Mutation operator hint. A deterministic mutation that takes a function with terse / no comments and adds WHAT-narration produces this pattern from clean code. Variants:

  • Add a # <verb> <noun> comment above every non-trivial statement in a function
  • Wrap a function body in step-by-step # Step N: <description> scaffolding
  • Expand a one-line docstring into a full Google-style Summary + Args + Returns block
  • Insert # Section Banner comments to divide a file into named sections
  • Add an Args: section to a docstring that restates the parameter names in prose

These compose with near-identical-siblings and unjustified-lazy-import — a file that has near-identical siblings each decorated with full WHAT-narration docstrings is the maximally AI-tell shape; the duplication is obvious and the decoration confirms the pedagogical generation mode.

Connection to codified-guidance-is-insufficient note. This entry contributes the canonical instance of "project CLAUDE.md says 'Don't explain WHAT the code does' and the AI-generated code keeps narrating each line anyway" (StefanBS/battle-city-clone#139). The codified convention is correct and known to the project; the model's local-generation step does not consult the convention strongly enough to comply. The note now spans 16+ entries.

Connection to ai-pedagogical-bias note. This entry is one of six members of the AI-pedagogical-bias meta-family alongside print-instead-of-logging, hardcoded-config-values, missing-network-timeout, f-string-in-logger-call, and assert-for-runtime-validation. The corpus's pedagogical-heavy distribution makes the model produce WHAT-narrating comments by default; the production-appropriate alternative is WHY-comments (non-obvious constraints) or no comments at all.

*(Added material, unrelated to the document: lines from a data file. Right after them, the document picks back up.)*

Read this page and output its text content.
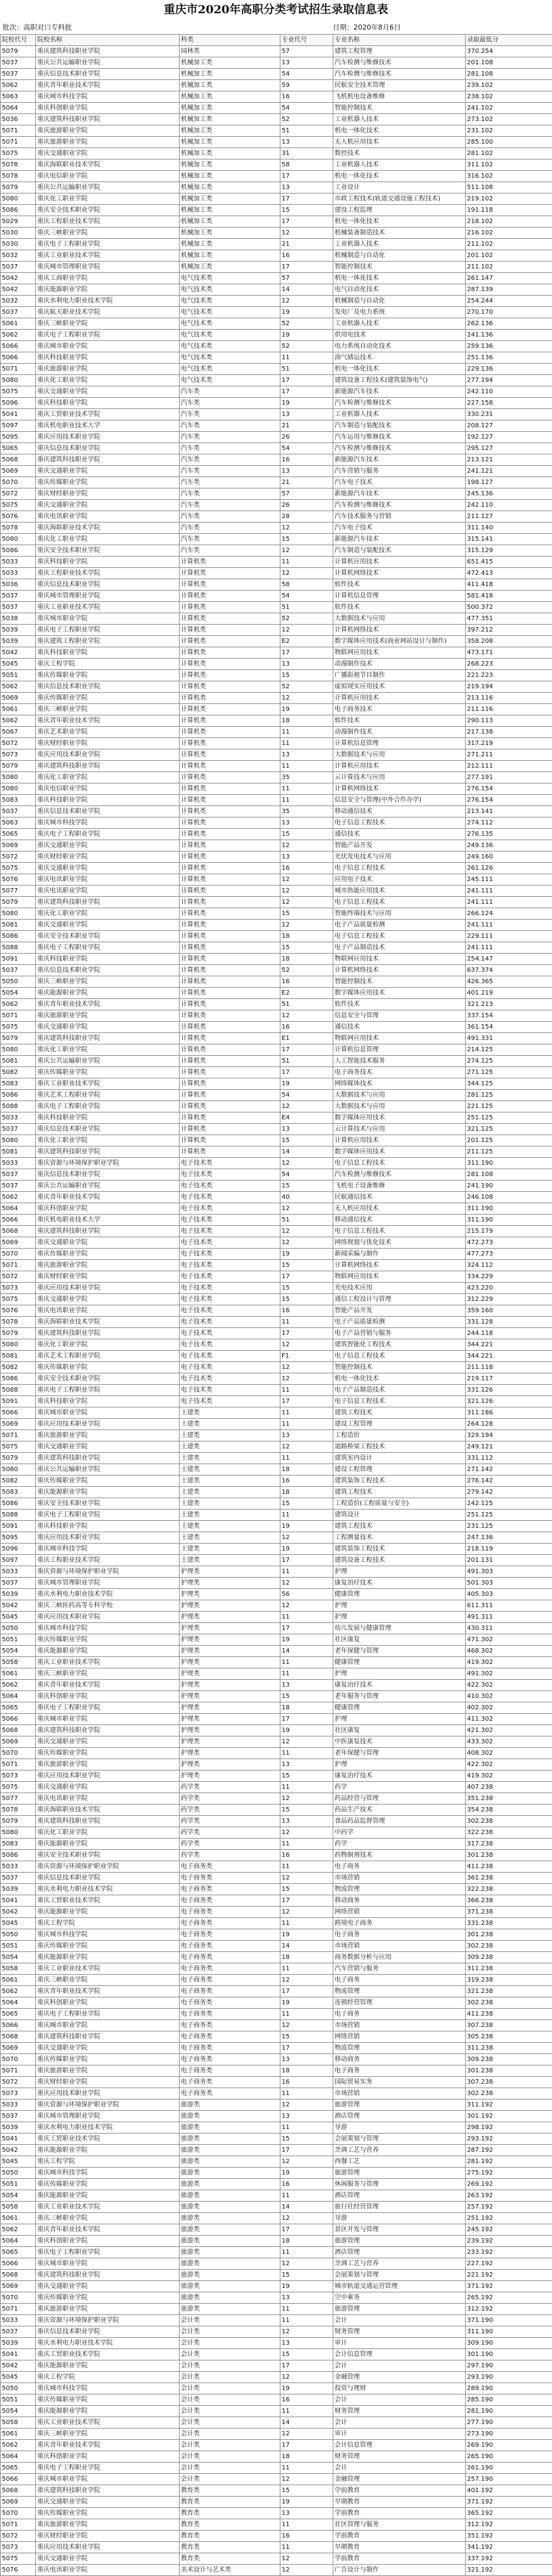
重庆市2020年高职分类考试招生录取信息表
批次：高职对口专科批	日期：2020年8月6日
院校代号	院校名称	科类	专业代号	专业名称	录取最低分
5079	重庆建筑科技职业学院	园林类	57	建筑工程管理	370.254
5037	重庆公共运输职业学院	机械加工类	13	汽车检测与维修技术	201.108
5037	重庆信息技术职业学院	机械加工类	54	汽车检测与维修技术	281.108
5062	重庆青年职业技术学院	机械加工类	59	民航安全技术管理	239.102
5063	重庆城市科技学院	机械加工类	16	飞机机电设备维修	238.102
5064	重庆科创职业学院	机械加工类	54	智能控制技术	241.102
5036	重庆建筑科技职业学院	机械加工类	52	工业机器人技术	273.102
5071	重庆旅游职业学院	机械加工类	51	机电一体化技术	231.102
5071	重庆旅游职业学院	机械加工类	13	无人机应用技术	285.100
5075	重庆交通职业学院	机械加工类	31	数控技术	281.102
5078	重庆海联职业技术学院	机械加工类	58	工业机器人技术	311.102
5078	重庆电信职业学院	机械加工类	17	机电一体化技术	316.102
5079	重庆公共运输职业学院	机械加工类	13	工业设计	511.108
5080	重庆化工职业学院	机械加工类	17	市政工程技术(轨道交通设施工程技术)	219.102
5086	重庆安全技术职业学院	机械加工类	15	建设工程监理	191.118
5029	重庆工程职业技术学院	机械加工类	17	机电一体化技术	218.102
5030	重庆三峡职业学院	机械加工类	12	机械装备制造技术	216.102
5030	重庆电子工程职业学院	机械加工类	21	工业机器人技术	211.102
5032	重庆工业职业技术学院	机械加工类	16	机械制造与自动化	201.102
5037	重庆城市管理职业学院	机械加工类	17	智能控制技术	211.102
5042	重庆工商职业学院	电气技术类	57	机电一体化技术	261.147
5042	重庆能源职业学院	电气技术类	14	电气自动化技术	287.139
5032	重庆水利电力职业技术学院	电气技术类	12	机械制造与自动化	254.244
5037	重庆航天职业技术学院	电气技术类	19	发电厂及电力系统	270.170
5061	重庆三峡职业学院	电气技术类	52	工业机器人技术	262.136
5062	重庆电子工程职业学院	电气技术类	19	供用电技术	241.136
5066	重庆城市职业学院	电气技术类	52	电力系统自动化技术	259.136
5066	重庆科技职业学院	电气技术类	11	油气储运技术	251.136
5071	重庆旅游职业学院	电气技术类	51	机电一体化技术	229.136
5080	重庆化工职业学院	电气技术类	17	建筑设备工程技术(建筑装饰电气)	277.194
5075	重庆交通职业学院	汽车类	17	新能源汽车技术	242.110
5096	重庆科技职业学院	汽车类	19	汽车检测与维修技术	227.158
5041	重庆工贸职业技术学院	汽车类	13	工业机器人技术	330.231
5097	重庆机电职业技术大学	汽车类	21	汽车制造与装配技术	208.127
5095	重庆应用技术职业学院	汽车类	26	汽车运用与维修技术	192.127
5065	重庆信息技术职业学院	汽车类	54	汽车检测与维修技术	295.127
5068	重庆建筑科技职业学院	汽车类	16	新能源汽车技术	213.121
5069	重庆交通职业学院	汽车类	13	汽车营销与服务	241.121
5070	重庆传媒职业学院	汽车类	21	汽车电子技术	198.127
5072	重庆财经职业学院	汽车类	57	新能源汽车技术	245.136
5075	重庆交通职业学院	汽车类	26	汽车检测与维修技术	242.110
5076	重庆电讯职业学院	汽车类	28	汽车技术服务与营销	211.127
5078	重庆海联职业技术学院	汽车类	12	汽车电子技术	311.140
5080	重庆化工职业学院	汽车类	15	新能源汽车技术	315.141
5086	重庆安全技术职业学院	汽车类	12	汽车制造与装配技术	315.129
5033	重庆科技职业学院	计算机类	11	计算机应用技术	651.415
5033	重庆工程职业技术学院	计算机类	12	计算机网络技术	472.413
5036	重庆信息技术职业学院	计算机类	58	软件技术	411.418
5037	重庆城市管理职业学院	计算机类	54	计算机信息管理	581.418
5037	重庆工业职业技术学院	计算机类	51	软件技术	500.372
5038	重庆城市职业学院	计算机类	52	大数据技术与应用	477.351
5039	重庆电子工程职业学院	计算机类	12	计算机网络技术	397.212
5039	重庆建筑工程职业学院	计算机类	E2	数字媒体应用技术(商业网站设计与制作)	358.208
5042	重庆科技职业学院	计算机类	17	物联网应用技术	473.171
5045	重庆工程学院	计算机类	13	动漫制作技术	268.223
5051	重庆传媒职业学院	计算机类	15	广播影视节目制作	221.223
5062	重庆信息技术职业学院	计算机类	52	虚拟现实应用技术	219.194
5069	重庆传媒职业学院	计算机类	12	计算机应用技术	213.116
5061	重庆三峡职业学院	计算机类	19	电子商务技术	211.116
5062	重庆青年职业技术学院	计算机类	18	软件技术	290.113
5067	重庆艺术职业学院	计算机类	11	动漫制作技术	217.138
5072	重庆财经职业学院	计算机类	11	计算机信息管理	317.219
5073	重庆应用技术职业学院	计算机类	13	大数据技术与应用	271.211
5079	重庆建筑科技职业学院	计算机类	11	计算机应用技术	212.111
5080	重庆化工职业学院	计算机类	35	云计算技术与应用	277.191
5080	重庆电信职业学院	计算机类	11	计算机网络技术	276.154
5083	重庆科技职业学院	计算机类	11	信息安全与管理(中外合作办学)	276.154
5037	重庆信息技术职业学院	计算机类	35	移动通信技术	213.141
5063	重庆城市科技学院	计算机类	13	电子信息工程技术	274.112
5065	重庆电子工程职业学院	计算机类	15	通信技术	276.135
5069	重庆交通职业学院	计算机类	12	智能产品开发	249.136
5072	重庆财经职业学院	计算机类	13	光伏发电技术与应用	249.160
5075	重庆交通职业学院	计算机类	16	电子信息工程技术	261.126
5076	重庆电讯职业学院	计算机类	12	应用电子技术	245.111
5077	重庆电讯职业学院	计算机类	12	城市热能应用技术	241.111
5079	重庆建筑科技职业学院	计算机类	12	电子信息工程技术	241.111
5080	重庆化工职业学院	计算机类	15	智能终端技术与应用	266.124
5081	重庆交通职业学院	计算机类	12	电子产品质量检测	241.111
5086	重庆安全技术职业学院	计算机类	18	电子信息工程技术	229.111
5088	重庆电子工程职业学院	计算机类	15	电子产品制造技术	241.111
5091	重庆科技职业学院	计算机类	18	物联网应用技术	254.147
5037	重庆信息技术职业学院	计算机类	52	计算机网络技术	637.374
5050	重庆三峡职业学院	计算机类	16	智能控制技术	426.365
5054	重庆能源职业学院	计算机类	E2	数字媒体应用技术	401.219
5062	重庆青年职业技术学院	计算机类	51	软件技术	321.213
5071	重庆旅游职业学院	计算机类	12	信息安全与管理	337.154
5075	重庆交通职业学院	计算机类	16	通信技术	361.154
5079	重庆建筑科技职业学院	计算机类	E1	物联网应用技术	491.331
5080	重庆化工职业学院	计算机类	17	计算机信息管理	214.125
5081	重庆公共运输职业学院	计算机类	51	人工智能技术服务	274.125
5082	重庆传媒职业学院	计算机类	17	电子商务技术	271.125
5083	重庆工业职业技术学院	计算机类	19	网络媒体技术	344.125
5086	重庆艺术工程职业学院	计算机类	54	大数据技术与应用	281.125
5088	重庆电子工程职业学院	计算机类	12	大数据技术与应用	221.125
5033	重庆科技职业学院	计算机类	E4	数字媒体应用技术	251.125
5037	重庆信息技术职业学院	计算机类	13	云计算技术与应用	321.125
5080	重庆化工职业学院	计算机类	15	计算机应用技术	201.125
5081	重庆建筑科技职业学院	计算机类	14	数字媒体应用技术	211.125
5033	重庆资源与环境保护职业学院	电子技术类	12	电子信息工程技术	311.190
5037	重庆信息技术职业学院	电子技术类	54	汽车检测与维修技术	281.108
5037	重庆公共运输职业学院	电子技术类	15	飞机电子设备维修	241.190
5062	重庆青年职业技术学院	电子技术类	40	民航通信技术	246.108
5064	重庆科创职业学院	电子技术类	12	无人机应用技术	311.190
5066	重庆机电职业技术大学	电子技术类	51	移动通信技术	311.190
5068	重庆建筑科技职业学院	电子技术类	12	电子信息工程技术	215.179
5069	重庆交通职业学院	电子技术类	12	网络规划与优化技术	472.273
5070	重庆传媒职业学院	电子技术类	19	新闻采编与制作	477.273
5071	重庆旅游职业学院	电子技术类	15	计算机网络技术	324.112
5072	重庆财经职业学院	电子技术类	17	物联网应用技术	334.229
5073	重庆应用技术职业学院	电子技术类	15	光电技术应用	423.220
5075	重庆交通职业学院	电子技术类	15	通信工程设计与管理	312.229
5076	重庆电讯职业学院	电子技术类	16	智能产品开发	359.160
5078	重庆海联职业技术学院	电子技术类	11	电子产品质量检测	331.128
5079	重庆建筑科技职业学院	电子技术类	17	电子产品营销与服务	244.118
5080	重庆化工职业学院	电子技术类	12	建筑智能化工程技术	344.221
5081	重庆艺术工程职业学院	电子技术类	F1	电子信息工程技术	344.221
5082	重庆传媒职业学院	电子技术类	12	智能控制技术	211.118
5086	重庆安全技术职业学院	电子技术类	12	机电一体化技术	219.117
5088	重庆电子工程职业学院	电子技术类	11	电子产品制造技术	331.126
5091	重庆科技职业学院	电子技术类	17	电子信息工程技术	321.126
5066	重庆城市职业学院	土建类	11	建筑工程技术	311.186
5069	重庆应用技术职业学院	土建类	11	建设工程管理	264.128
5071	重庆旅游职业学院	土建类	13	工程造价	329.194
5075	重庆交通职业学院	土建类	12	道路桥梁工程技术	249.121
5079	重庆建筑科技职业学院	土建类	11	建筑室内设计	331.112
5080	重庆公共运输职业学院	土建类	18	建设工程管理	271.142
5082	重庆传媒职业学院	土建类	16	建筑装饰工程技术	276.142
5083	重庆能源职业学院	土建类	18	建筑工程技术	279.142
5086	重庆安全技术职业学院	土建类	15	工程造价(工程质量与安全)	242.125
5088	重庆电子工程职业学院	土建类	11	建筑设计	251.125
5091	重庆科技职业学院	土建类	19	建筑工程技术	231.125
5095	重庆应用技术职业学院	土建类	12	工程测量技术	247.136
5096	重庆城市科技学院	土建类	19	建筑装饰工程技术	218.119
5097	重庆工程职业技术学院	土建类	17	建筑设备工程技术	201.131
5033	重庆资源与环境保护职业学院	护理类	11	护理	491.303
5037	重庆城市管理职业学院	护理类	12	康复治疗技术	501.303
5039	重庆水利电力职业技术学院	护理类	56	健康管理	405.303
5042	重庆三峡医药高等专科学校	护理类	12	护理	611.311
5045	重庆应用技术职业学院	护理类	11	护理	491.311
5050	重庆城市科技学院	护理类	17	幼儿发展与健康管理	430.311
5051	重庆传媒职业学院	护理类	19	社区康复	471.302
5054	重庆能源职业学院	护理类	14	老年保健与管理	468.302
5058	重庆工业职业技术学院	护理类	11	健康管理	419.302
5061	重庆三峡职业学院	护理类	11	护理	491.302
5062	重庆青年职业技术学院	护理类	13	康复治疗技术	422.302
5064	重庆科创职业学院	护理类	15	老年服务与管理	410.302
5065	重庆电子工程职业学院	护理类	18	健康管理	402.302
5066	重庆城市职业学院	护理类	17	护理	411.302
5068	重庆建筑科技职业学院	护理类	19	社区康复	421.302
5069	重庆交通职业学院	护理类	12	中医康复技术	433.302
5070	重庆传媒职业学院	护理类	11	老年保健与管理	408.302
5071	重庆旅游职业学院	护理类	13	护理	422.302
5073	重庆应用技术职业学院	护理类	15	康复治疗技术	419.302
5075	重庆交通职业学院	药学类	11	药学	407.238
5077	重庆电讯职业学院	药学类	12	药品经营与管理	351.238
5078	重庆海联职业技术学院	药学类	15	药品生产技术	354.238
5079	重庆建筑科技职业学院	药学类	13	食品药品监督管理	302.238
5080	重庆化工职业学院	药学类	12	中药学	322.238
5083	重庆能源职业学院	药学类	11	药学	317.238
5086	重庆安全技术职业学院	药学类	16	药物制剂技术	301.238
5033	重庆资源与环境保护职业学院	电子商务类	11	电子商务	411.238
5037	重庆信息技术职业学院	电子商务类	12	市场营销	361.238
5039	重庆水利电力职业技术学院	电子商务类	15	物流管理	322.238
5041	重庆工贸职业技术学院	电子商务类	17	移动商务	366.238
5042	重庆能源职业学院	电子商务类	12	网络营销	371.238
5045	重庆工程学院	电子商务类	11	跨境电子商务	331.238
5050	重庆城市科技学院	电子商务类	19	电子商务	301.238
5051	重庆传媒职业学院	电子商务类	14	市场营销	302.238
5054	重庆能源职业学院	电子商务类	18	商务数据分析与应用	309.238
5058	重庆工业职业技术学院	电子商务类	11	汽车营销与服务	311.238
5061	重庆三峡职业学院	电子商务类	12	电子商务	319.238
5062	重庆青年职业技术学院	电子商务类	17	物流管理	321.238
5064	重庆科创职业学院	电子商务类	19	连锁经营管理	302.238
5065	重庆电子工程职业学院	电子商务类	11	电子商务	411.238
5066	重庆城市职业学院	电子商务类	12	市场营销	307.238
5068	重庆建筑科技职业学院	电子商务类	15	网络营销	305.238
5069	重庆交通职业学院	电子商务类	17	物流管理	311.238
5070	重庆传媒职业学院	电子商务类	13	移动商务	309.238
5071	重庆旅游职业学院	电子商务类	18	电子商务	301.238
5072	重庆财经职业学院	电子商务类	16	国际贸易实务	307.238
5073	重庆应用技术职业学院	电子商务类	11	市场营销	302.238
5033	重庆资源与环境保护职业学院	旅游类	12	旅游管理	311.192
5037	重庆城市管理职业学院	旅游类	13	酒店管理	301.192
5039	重庆水利电力职业技术学院	旅游类	11	导游	298.192
5041	重庆工贸职业技术学院	旅游类	15	会展策划与管理	293.192
5042	重庆能源职业学院	旅游类	17	烹调工艺与营养	287.192
5045	重庆工程学院	旅游类	12	西餐工艺	281.192
5050	重庆城市科技学院	旅游类	19	旅游管理	275.192
5051	重庆传媒职业学院	旅游类	16	休闲服务与管理	269.192
5054	重庆能源职业学院	旅游类	11	酒店管理	263.192
5058	重庆工业职业技术学院	旅游类	14	旅行社经营管理	257.192
5061	重庆三峡职业学院	旅游类	12	导游	251.192
5062	重庆青年职业技术学院	旅游类	17	景区开发与管理	245.192
5064	重庆科创职业学院	旅游类	18	旅游管理	239.192
5065	重庆电子工程职业学院	旅游类	11	酒店管理	233.192
5066	重庆城市职业学院	旅游类	12	烹调工艺与营养	227.192
5068	重庆建筑科技职业学院	旅游类	15	会展策划与管理	221.192
5069	重庆交通职业学院	旅游类	19	城市轨道交通运营管理	371.192
5070	重庆传媒职业学院	旅游类	13	空中乘务	265.192
5071	重庆旅游职业学院	旅游类	11	旅游管理	312.192
5033	重庆资源与环境保护职业学院	会计类	11	会计	371.190
5037	重庆信息技术职业学院	会计类	12	财务管理	311.190
5039	重庆水利电力职业技术学院	会计类	13	审计	309.190
5041	重庆工贸职业技术学院	会计类	15	会计信息管理	301.190
5042	重庆能源职业学院	会计类	17	会计	297.190
5045	重庆工程学院	会计类	12	金融管理	293.190
5050	重庆城市科技学院	会计类	19	投资与理财	289.190
5051	重庆传媒职业学院	会计类	16	会计	285.190
5054	重庆能源职业学院	会计类	11	财务管理	281.190
5058	重庆工业职业技术学院	会计类	14	会计	277.190
5061	重庆三峡职业学院	会计类	12	审计	273.190
5062	重庆青年职业技术学院	会计类	17	会计信息管理	269.190
5064	重庆科创职业学院	会计类	18	财务管理	265.190
5065	重庆电子工程职业学院	会计类	11	会计	261.190
5066	重庆城市职业学院	会计类	12	金融管理	257.190
5068	重庆建筑科技职业学院	教育类	15	学前教育	401.192
5069	重庆交通职业学院	教育类	19	早期教育	371.192
5070	重庆传媒职业学院	教育类	13	学前教育	365.192
5071	重庆旅游职业学院	教育类	11	社区管理与服务	312.192
5072	重庆财经职业学院	教育类	16	学前教育	351.192
5073	重庆应用技术职业学院	教育类	11	早期教育	341.192
5075	重庆交通职业学院	教育类	12	学前教育	337.192
5076	重庆电讯职业学院	美术设计与艺术类	12	广告设计与制作	321.192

Connection to defensive-choice-with-justifying-comment note. Narrating comments are themselves the comment-as-justification shape meta-applied — the comment narrates an intent the code's structure does not need (the operation is already self-evident from the line below). The comment is generated alongside the code by the same local-attention context, not as an independent verification step. This entry is one of 9+ in the cross-cutting note; it sits inside the note as the canonical "the comment IS the defect" instance.